This review was updated on Dec. 20, 2006.
A political docu with a difference, “Enemies of Happiness” follows National Assembly candidate Malalai Joya, a 28-year-old Afghani woman, as she trods the local campaign trail, dodging death threats along the way. Unfussily assembled by Danish helmer Eva Mulvad (Anja Al-Erhayem gets a co-directing credit), pic quietly celebrates its heroine’s fierce determination to reform her country’s attitude toward women, starting with saving a young girl from an arranged marriage to an opium baron. “Happiness” will make feminist-minded auds feel especially good, but its current one-hour running time will restrict it mostly to TV airings and human-rights-oriented festivals.

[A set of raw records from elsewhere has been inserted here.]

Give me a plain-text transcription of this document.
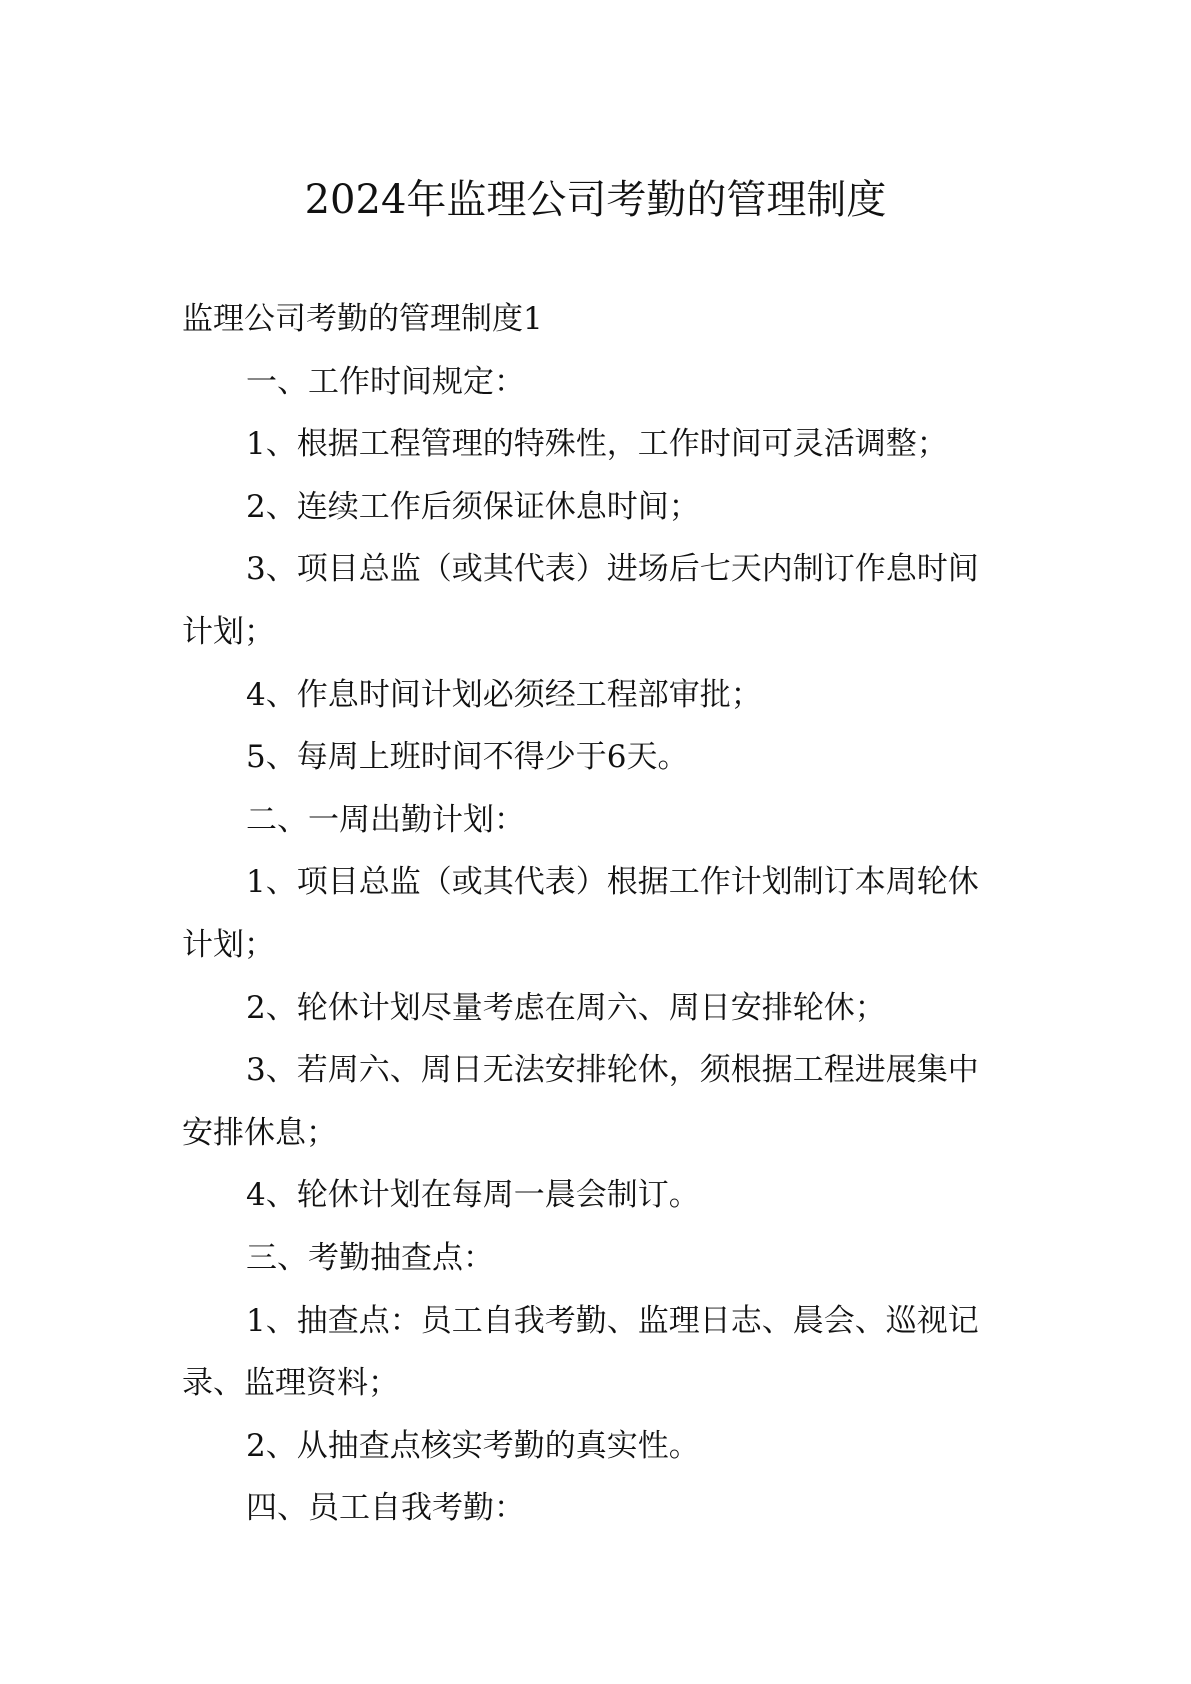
2024年监理公司考勤的管理制度

监理公司考勤的管理制度1

一、工作时间规定：

1、根据工程管理的特殊性，工作时间可灵活调整；

2、连续工作后须保证休息时间；

3、项目总监（或其代表）进场后七天内制订作息时间

计划；

4、作息时间计划必须经工程部审批；

5、每周上班时间不得少于6天。

二、一周出勤计划：

1、项目总监（或其代表）根据工作计划制订本周轮休

计划；

2、轮休计划尽量考虑在周六、周日安排轮休；

3、若周六、周日无法安排轮休，须根据工程进展集中

安排休息；

4、轮休计划在每周一晨会制订。

三、考勤抽查点：

1、抽查点：员工自我考勤、监理日志、晨会、巡视记

录、监理资料；

2、从抽查点核实考勤的真实性。

四、员工自我考勤：
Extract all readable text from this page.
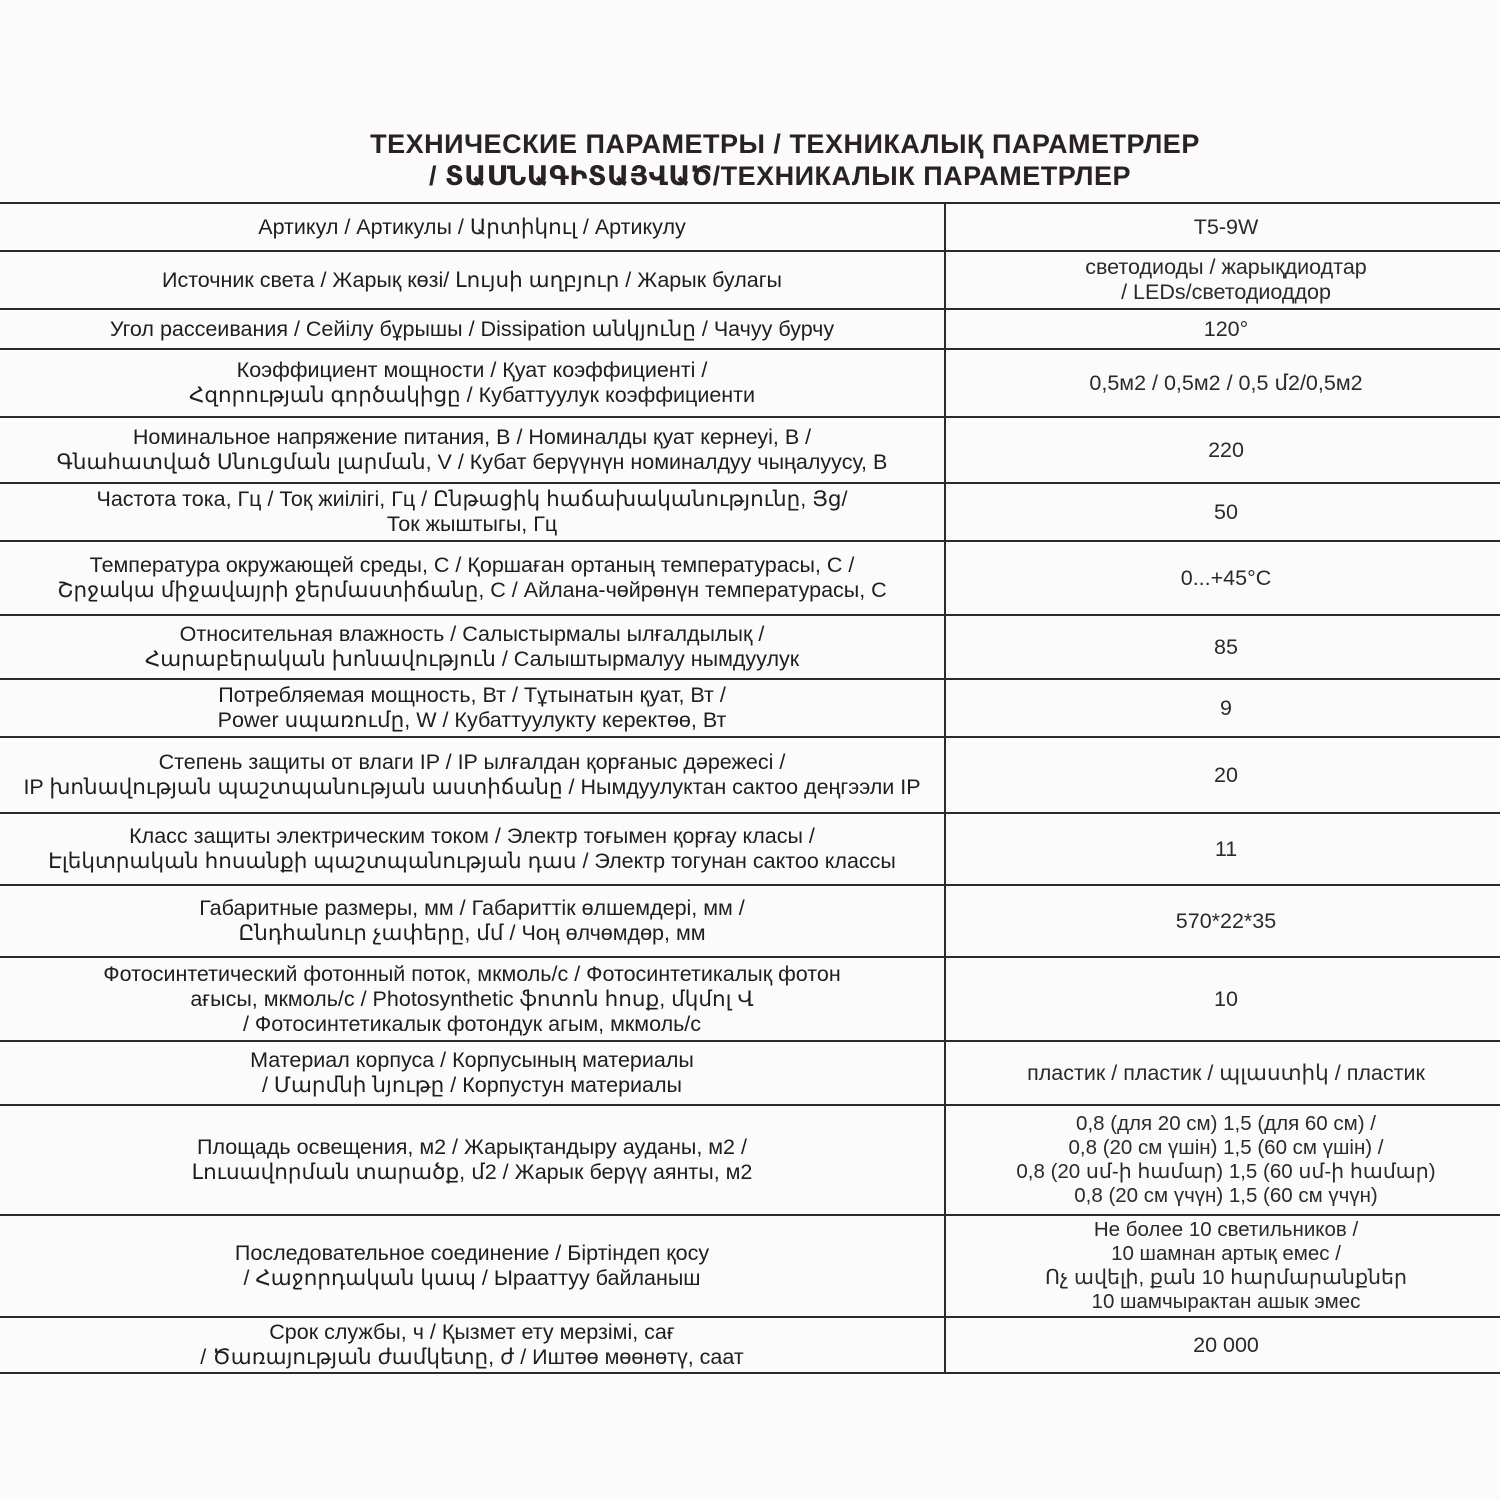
ТЕХНИЧЕСКИЕ ПАРАМЕТРЫ / ТЕХНИКАЛЫҚ ПАРАМЕТРЛЕР
/ ՏԱՍՆԱԳԻՏԱՅՎԱԾ/ТЕХНИКАЛЫК ПАРАМЕТРЛЕР
Артикул / Артикулы / Արտիկուլ / Артикулу	T5-9W
Источник света / Жарық көзі/ Լույսի աղբյուր / Жарык булагы	светодиоды / жарықдиодтар
/ LEDs/светодиоддор
Угол рассеивания / Сейілу бұрышы / Dissipation անկյունը / Чачуу бурчу	120°
Коэффициент мощности / Қуат коэффициенті /
Հզորության գործակիցը / Кубаттуулук коэффициенти	0,5м2 / 0,5м2 / 0,5 մ2/0,5м2
Номинальное напряжение питания, В / Номиналды қуат кернеуі, В /
Գնահատված Սնուցման լարման, V / Кубат берүүнүн номиналдуу чыңалуусу, В	220
Частота тока, Гц / Тоқ жиілігі, Гц / Ընթացիկ հաճախականությունը, Յց/
Ток жыштыгы, Гц	50
Температура окружающей среды, С / Қоршаған ортаның температурасы, С /
Շրջակա միջավայրի ջերմաստիճանը, С / Айлана-чөйрөнүн температурасы, С	0...+45°C
Относительная влажность / Салыстырмалы ылғалдылық /
Հարաբերական խոնավություն / Салыштырмалуу нымдуулук	85
Потребляемая мощность, Вт / Тұтынатын қуат, Вт /
Power սպառումը, W / Кубаттуулукту керектөө, Вт	9
Степень защиты от влаги IP / IP ылғалдан қорғаныс дәрежесі /
IP խոնավության պաշտպանության աստիճանը / Нымдуулуктан сактоо деңгээли IP	20
Класс защиты электрическим током / Электр тоғымен қорғау класы /
Էլեկտրական հոսանքի պաշտպանության դաս / Электр тогунан сактоо классы	11
Габаритные размеры, мм / Габариттік өлшемдері, мм /
Ընդհանուր չափերը, մմ / Чоң өлчөмдөр, мм	570*22*35
Фотосинтетический фотонный поток, мкмоль/с / Фотосинтетикалық фотон
ағысы, мкмоль/с / Photosynthetic ֆոտոն հոսք, մկմոլ Վ
/ Фотосинтетикалык фотондук агым, мкмоль/с	10
Материал корпуса / Корпусының материалы
/ Մարմնի նյութը / Корпустун материалы	пластик / пластик / պլաստիկ / пластик
Площадь освещения, м2 / Жарықтандыру ауданы, м2 /
Լուսավորման տարածք, մ2 / Жарык берүү аянты, м2	0,8 (для 20 см) 1,5 (для 60 см) /
0,8 (20 см үшін) 1,5 (60 см үшін) /
0,8 (20 սմ-ի համար) 1,5 (60 սմ-ի համար)
0,8 (20 см үчүн) 1,5 (60 см үчүн)
Последовательное соединение / Біртіндеп қосу
/ Հաջորդական կապ / Ырааттуу байланыш	Не более 10 светильников /
10 шамнан артық емес /
Ոչ ավելի, քան 10 հարմարանքներ
10 шамчырактан ашык эмес
Срок службы, ч / Қызмет ету мерзімі, сағ
/ Ծառայության ժամկետը, ժ / Иштөө мөөнөтү, саат	20 000
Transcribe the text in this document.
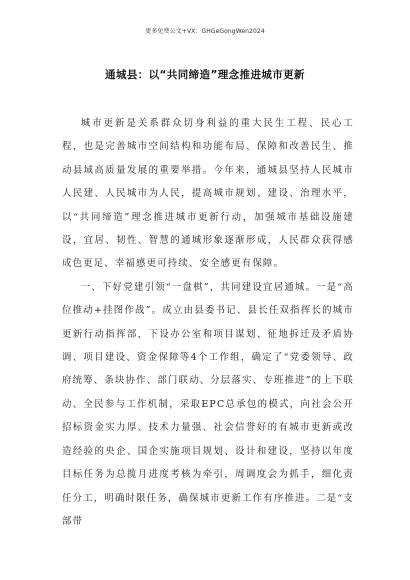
更多免费公文+VX：GHGeGongWen2024
通城县：以“共同缔造”理念推进城市更新

城市更新是关系群众切身利益的重大民生工程、民心工程，也是完善城市空间结构和功能布局、保障和改善民生、推动县域高质量发展的重要举措。今年来，通城县坚持人民城市人民建、人民城市为人民，提高城市规划、建设、治理水平，以“共同缔造”理念推进城市更新行动，加强城市基础设施建设，宜居、韧性、智慧的通城形象逐渐形成，人民群众获得感成色更足、幸福感更可持续、安全感更有保障。

一、下好党建引领“一盘棋”，共同建设宜居通城。一是“高位推动+挂图作战”。成立由县委书记、县长任双指挥长的城市更新行动指挥部，下设办公室和项目谋划、征地拆迁及矛盾协调、项目建设、资金保障等4个工作组，确定了“党委领导、政府统筹、条块协作、部门联动、分层落实、专班推进”的上下联动、全民参与工作机制，采取EPC总承包的模式，向社会公开招标资金实力厚、技术力量强、社会信誉好的有城市更新或改造经验的央企、国企实施项目规划、设计和建设，坚持以年度目标任务为总揽月进度考核为牵引，周调度会为抓手，细化责任分工，明确时限任务，确保城市更新工作有序推进。二是“支部带
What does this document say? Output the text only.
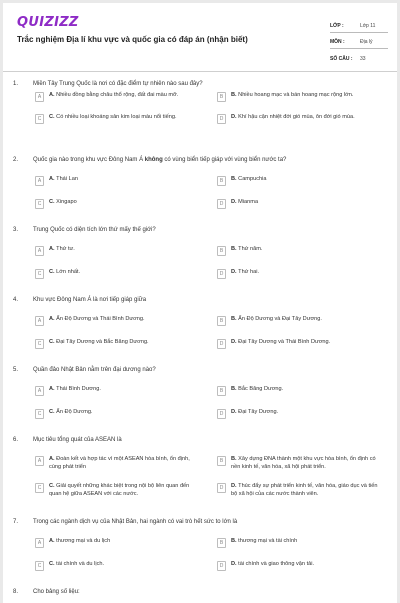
QUIZIZZ
Trắc nghiệm Địa lí khu vực và quốc gia có đáp án (nhận biết)
LỚP :	Lớp 11
MÔN :	Địa lý
SỐ CÂU :	33
1. Miền Tây Trung Quốc là nơi có đặc điểm tự nhiên nào sau đây?
A	A. Nhiều đồng bằng châu thổ rộng, đất đai màu mỡ.	B	B. Nhiều hoang mạc và bán hoang mạc rộng lớn.
C	C. Có nhiều loại khoáng sản kim loại màu nổi tiếng.	D	D. Khí hậu cận nhiệt đới gió mùa, ôn đới gió mùa.
2. Quốc gia nào trong khu vực Đông Nam Á không có vùng biển tiếp giáp với vùng biển nước ta?
A	A. Thái Lan	B	B. Campuchia
C	C. Xingapo	D	D. Mianma
3. Trung Quốc có diện tích lớn thứ mấy thế giới?
A	A. Thứ tư.	B	B. Thứ năm.
C	C. Lớn nhất.	D	D. Thứ hai.
4. Khu vực Đông Nam Á là nơi tiếp giáp giữa
A	A. Ấn Độ Dương và Thái Bình Dương.	B	B. Ấn Độ Dương và Đại Tây Dương.
C	C. Đại Tây Dương và Bắc Băng Dương.	D	D. Đại Tây Dương và Thái Bình Dương.
5. Quần đảo Nhật Bản nằm trên đại dương nào?
A	A. Thái Bình Dương.	B	B. Bắc Băng Dương.
C	C. Ấn Độ Dương.	D	D. Đại Tây Dương.
6. Mục tiêu tổng quát của ASEAN là
A	A. Đoàn kết và hợp tác vì một ASEAN hòa bình, ổn định, cùng phát triển
B	B. Xây dựng ĐNA thành một khu vực hòa bình, ổn định có nền kinh tế, văn hóa, xã hội phát triển.
C	C. Giải quyết những khác biệt trong nội bộ liên quan đến quan hệ giữa ASEAN với các nước.
D	D. Thúc đẩy sự phát triển kinh tế, văn hóa, giáo dục và tiến bộ xã hội của các nước thành viên.
7. Trong các ngành dịch vụ của Nhật Bản, hai ngành có vai trò hết sức to lớn là
A	A. thương mại và du lịch	B	B. thương mại và tài chính
C	C. tài chính và du lịch.	D	D. tài chính và giao thông vận tải.
8. Cho bảng số liệu:
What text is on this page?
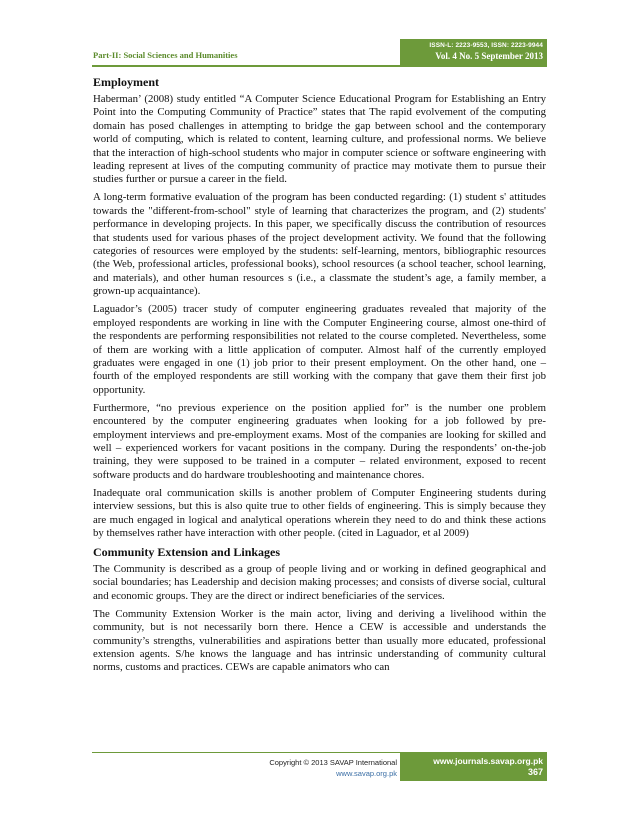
Part-II: Social Sciences and Humanities
ISSN-L: 2223-9553, ISSN: 2223-9944
Vol. 4 No. 5 September 2013
Employment

Haberman’ (2008) study entitled “A Computer Science Educational Program for Establishing an Entry Point into the Computing Community of Practice” states that The rapid evolvement of the computing domain has posed challenges in attempting to bridge the gap between school and the contemporary world of computing, which is related to content, learning culture, and professional norms. We believe that the interaction of high-school students who major in computer science or software engineering with leading represent at lives of the computing community of practice may motivate them to pursue their studies further or pursue a career in the field.

A long-term formative evaluation of the program has been conducted regarding: (1) student s' attitudes towards the "different-from-school" style of learning that characterizes the program, and (2) students' performance in developing projects. In this paper, we specifically discuss the contribution of resources that students used for various phases of the project development activity. We found that the following categories of resources were employed by the students: self-learning, mentors, bibliographic resources (the Web, professional articles, professional books), school resources (a school teacher, school learning, and materials), and other human resources s (i.e., a classmate the student’s age, a family member, a grown-up acquaintance).

Laguador’s (2005) tracer study of computer engineering graduates revealed that majority of the employed respondents are working in line with the Computer Engineering course, almost one-third of the respondents are performing responsibilities not related to the course completed. Nevertheless, some of them are working with a little application of computer. Almost half of the currently employed graduates were engaged in one (1) job prior to their present employment. On the other hand, one – fourth of the employed respondents are still working with the company that gave them their first job opportunity.

Furthermore, “no previous experience on the position applied for” is the number one problem encountered by the computer engineering graduates when looking for a job followed by pre-employment interviews and pre-employment exams. Most of the companies are looking for skilled and well – experienced workers for vacant positions in the company. During the respondents’ on-the-job training, they were supposed to be trained in a computer – related environment, exposed to recent software products and do hardware troubleshooting and maintenance chores.

Inadequate oral communication skills is another problem of Computer Engineering students during interview sessions, but this is also quite true to other fields of engineering. This is simply because they are much engaged in logical and analytical operations wherein they need to do and think these actions by themselves rather have interaction with other people. (cited in Laguador, et al 2009)

Community Extension and Linkages

The Community is described as a group of people living and or working in defined geographical and social boundaries; has Leadership and decision making processes; and consists of diverse social, cultural and economic groups. They are the direct or indirect beneficiaries of the services.

The Community Extension Worker is the main actor, living and deriving a livelihood within the community, but is not necessarily born there. Hence a CEW is accessible and understands the community’s strengths, vulnerabilities and aspirations better than usually more educated, professional extension agents. S/he knows the language and has intrinsic understanding of community cultural norms, customs and practices. CEWs are capable animators who can

Copyright © 2013 SAVAP International
www.savap.org.pk
www.journals.savap.org.pk
367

Opening scene shows Malalai Joya being banished in 2003 from the Loya Jirga (Afghanistan’s constitutional assembly) for denouncing the presence of “criminals” in the assembly, warlords who among other crimes have oppressed women in the past.
Fast-forward to 2005, with Joya, now running for a seat on the National Assembly, being awakened in the middle of the night by a death threat. Apparently unruffled by the danger, she smiles at the irony that the danger forces her to don a face-concealing veil, or burqa, which she successfully persuaded many other Afghani women to stop wearing.
Apart from the Central Asian setting, the pic is much like many other films about campaigning politicians, from Robert Drew’s “Primary” (1960) to 2005 docu “Street Fight,” as it illustrates Joya’s bond with her constituents. The candidate is seen talking to a feisty 100-year-old woman, who proudly gets down on her knees to demonstrate how she used to plant mines to blow up Soviets years ago.
Later, she tries to act as an intermediary between a drug lord and his unwilling fiancee, a mere slip of a teenager named Rahela. When told Rahela has threatened to set herself on fire if she’s forced to marry him, the drug lord merely shrugs and says if that happened, he’d pay the family compensation.
As film moves towards the climactic election day (the result hardly comes as a surprise), Mulvad and Al-Erhayem sketch in enough detail to convey a sense of how Afghani society is transitioning from the Taliban regime into a more modern state. There’s no doubt the filmmakers’ sympathies lie with Joya and the women, and the pic is largely told from the young politician’s point of view — literally at one point, when the camera shows what the world looks like from behind a burqa.
Pleasant soundtrack by Thomas Knak, Jesper Skaaning and Anders Remmer draws on indigenous instruments and folksy tunes in the pic’s multiple montage segments. Zillah Bowes’ lensing adheres to low-key cinema verite principles, seldom drawing attention to itself apart from the aforementioned burqa-eye-view.